Sobre os vídeos, a atriz diz priorizar compartilhar conteúdos de qualidade e dicas.“É a forma de comunicação deste momento. A vantagem de ser uma pessoa pública é que tem gente ali querendo te ouvir. Tento oferecer um conteúdo que enalteça. Já fiz mais de 160 mulheres. Coloco no Instagram e depois os conteúdos vão para o meu canal agrupados”, conta. “Faço lives não de “blá blá blá”, porque acho que já tem muita falação. Faço de yoga, respiração, de teatro, conto o que acontece nos bastidores, isso aproxima as pessoas. Estes dias, li toda a minha obra, comentada e conversada com as histórias de bastidores. As pessoas ficam muito comovidas. Tem uma peça minha, “As Meninas”, que conta a história de duas meninas pequenas no velório da mãe de uma delas, é o tragicômico, porque as mortas saem e conversam com as crianças. Essa peça eu não fiz como atriz, chamei o Amir Haddad e outras atrizes. Fizemos a leitura pelo zoom, o aplicativo de videoconferência. Eu não conseguia ler as rubricas, de tanto que me emocionei. Todas as atrizes se arrebentaram só lendo. E as pessoas, que acompanhavam, também se emocionaram muito. Foi uma experiência como poucas”.
Acha que este momento enaltece a arte e os artistas, que vinham sendo desvalorizados no último ano? “A arte vinha sofrendo ataques por ideologia. Associam pessoas das artes a não apoiadores do presidente Bolsonaro. Também atacaram muito os artistas usando a Lei Rouanet, porque, na verdade, a maioria das pessoas não sabe como ela funciona. O governo não dá dinheiro aos artistas através dela, o que acontece, é que são destinados 4% da empresa que se interessa em patrocinar, para subsidiar o projeto cultural”, esclarece. “E tem outro ponto: não levam em consideração que o governo faz caridade com a nossa bilheteria. A meia entrada é bancada pelos artistas, porque na produção, isso entra no custo do artista. Não há descontos para se levantar uma peça e pagar equipes. Se eles querem fazer esse tipo de gentileza, o governo tem que subsidiar a arte de alguma forma. Os artistas fazem um trabalho importante como qualquer outro. Como em outros momentos, nesta quarentena, se consome a arte que eles fazem, estão disponíveis: os filmes, os livros, as visitas a museus pelo mundo todo, as grandes orquestras”.
Que mundo você espera que se abra pra nós depois desta fase? “Não consigo pensar para frente. Mas sou militante ambiental. Então, penso que tudo isso que está acontecendo, pode, talvez, acelerar uma consciência mais sustentável. Tudo que uso na minha casa é biodegradável. Faço meus produtos de limpeza, ensino no meu canal. Ensino tudo que você precisa fazer para ter uma casa limpa e sem usar produtos que agridam o meio ambiente. Então, espero que seja um mundo de menos consumo, porque não podemos continuar gerando lixo dessa maneira. Que a moda também seja mais sustentável, que possamos consumir menos tudo. Dá para ser feliz com menos”.

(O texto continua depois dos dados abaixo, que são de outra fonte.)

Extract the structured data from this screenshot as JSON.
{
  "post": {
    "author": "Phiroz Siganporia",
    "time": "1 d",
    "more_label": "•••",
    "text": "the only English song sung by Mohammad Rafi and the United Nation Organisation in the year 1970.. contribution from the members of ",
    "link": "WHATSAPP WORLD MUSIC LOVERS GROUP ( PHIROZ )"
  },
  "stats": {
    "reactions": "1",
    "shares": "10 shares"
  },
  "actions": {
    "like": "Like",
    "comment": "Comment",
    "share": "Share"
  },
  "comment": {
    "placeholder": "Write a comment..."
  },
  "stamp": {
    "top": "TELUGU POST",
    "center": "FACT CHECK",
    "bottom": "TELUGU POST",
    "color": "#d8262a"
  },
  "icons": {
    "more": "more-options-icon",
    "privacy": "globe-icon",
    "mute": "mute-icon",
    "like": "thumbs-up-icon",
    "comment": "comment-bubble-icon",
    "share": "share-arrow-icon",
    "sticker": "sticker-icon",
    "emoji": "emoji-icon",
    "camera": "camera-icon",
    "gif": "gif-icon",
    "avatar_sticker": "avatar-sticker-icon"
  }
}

Confira o calendário das lives:
7 de maio – Maitê Proença e Adriana Dutra – Domingos de Oliveira e seu processo de criação.
12 de maio – Maria Ribeiro e Adriana Dutra – Domingos de Oliveira, o homem e o personagem.
13 de maio – Betty Faria e Adriana Dutra – Domingos de Oliveira de Leila Diniz no Rio dos anos 60.
19 de maio – Priscila Rozenbaum e Flávia Guimarães – Domingos de Oliveira e o roteiro.
20 de maio – Paulo Betti e Claudia Dutra – Domingos de Oliveira e os atores.